Looks like NU is doing well
Look into improving Academic programs in school’s and colleges including employments. Hire teachers with Qualifications and Experience, and who are welling to teach in classes in Academic programs NOT programs relevant to Students learning i.e. cooking, cultural programs, outdoor activities or games in classes. Today school’s in Nunavut is becoming of a circus without structure’s in place or coordination.
What are basic’s taught in classes and is it related to students learning to succeed in post-secondary programs? What are curriculum programs taught in classes? Can a student read and write and do mathematics in order to apply for post-secondary? These are basics where Education should focus on to identify weaknesses and challenges in Education. Suggestions!?!
I have questions about NTI’s proposal for a rapid transition to Inuktut as Language of Instruction (LOI). Theoretically, if all communities had Inuktut as the LOI, and Inuktut is being spoken at home, then Nunavut residents will have to then take up English as a second language. This puts Inuit at a distinct disadvantage for participating in the larger Canadian and global economies. Has this been thought through? Given the poor school attendance rates, should a return to 100% Inuktut speaking communities be the goal? Is that really what’s best for future generations, or is it based in sentimentality and a fear of losing the language. I wonder if there are more balanced models of language preservation that don’t set up new barriers to young Inuit to thrive in the larger world.
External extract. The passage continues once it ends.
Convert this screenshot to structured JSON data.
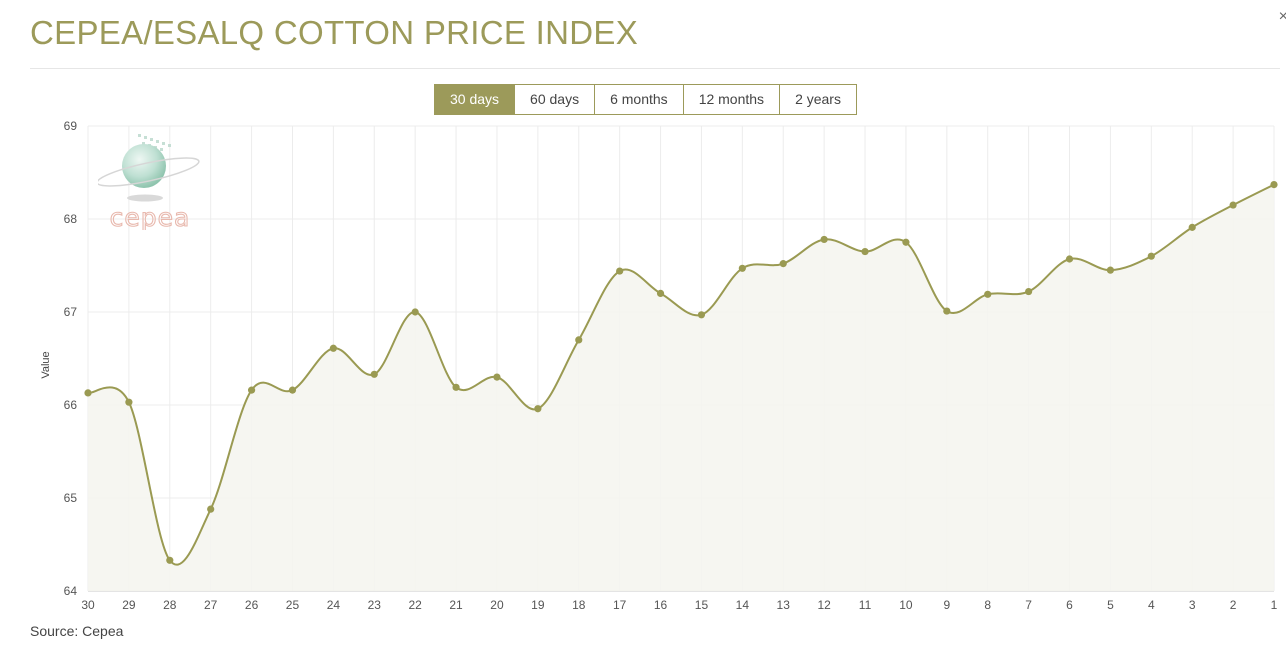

The other big topic I see not discussed is the student attendance problem. From my view, the lack of attendance is not only due to Southern/irrelevant curricula, but also due to traditional culture values that did not esteem formal education. When elders would rather see their grandchildren learn traditional skills, combined with parents who also don’t have any higher education, combined with local job opportunities that also don’t require education… what is the point of staying in school? There are so many forces working against student attendance.
Traditional Inuit values esteem preparing for the future, but on the ground, that looks like food, shelter and clothing. The traditional mindset is extremely different than the Southern mindset of thinking decades in advance, pushing students to build toward post-secondary education, encouraging children to think about what they want to be when they grow up… the cultural differences around education incentives are profoundly important to this challenge.
All of this makes me wonder, what is the goal of the Inuit? Schools and structured education are a European invention. Should success for an Inuit society mean success by Southern standards, of education, employment, career, and home ownership? Which aspects of Southern “success” should Inuit include in their vision for their society? This is a high-level conversation that I have not seen. And without a long-term vision of how a modern Inuit culture looks, debates over how to move forward will always ensue.
Further challenging here is that Inuit, like any group, are not homogeneous in their desires, perspectives and opinions. Some would prioritize economic development with all the comforts and conveniences of the South, while others would prefer a simpler like still focused on traditional values. I don’t believe that NTI or any organization can put forward a plan that “represents all Inuit”, because “all Inuit” would never agree on a single vision.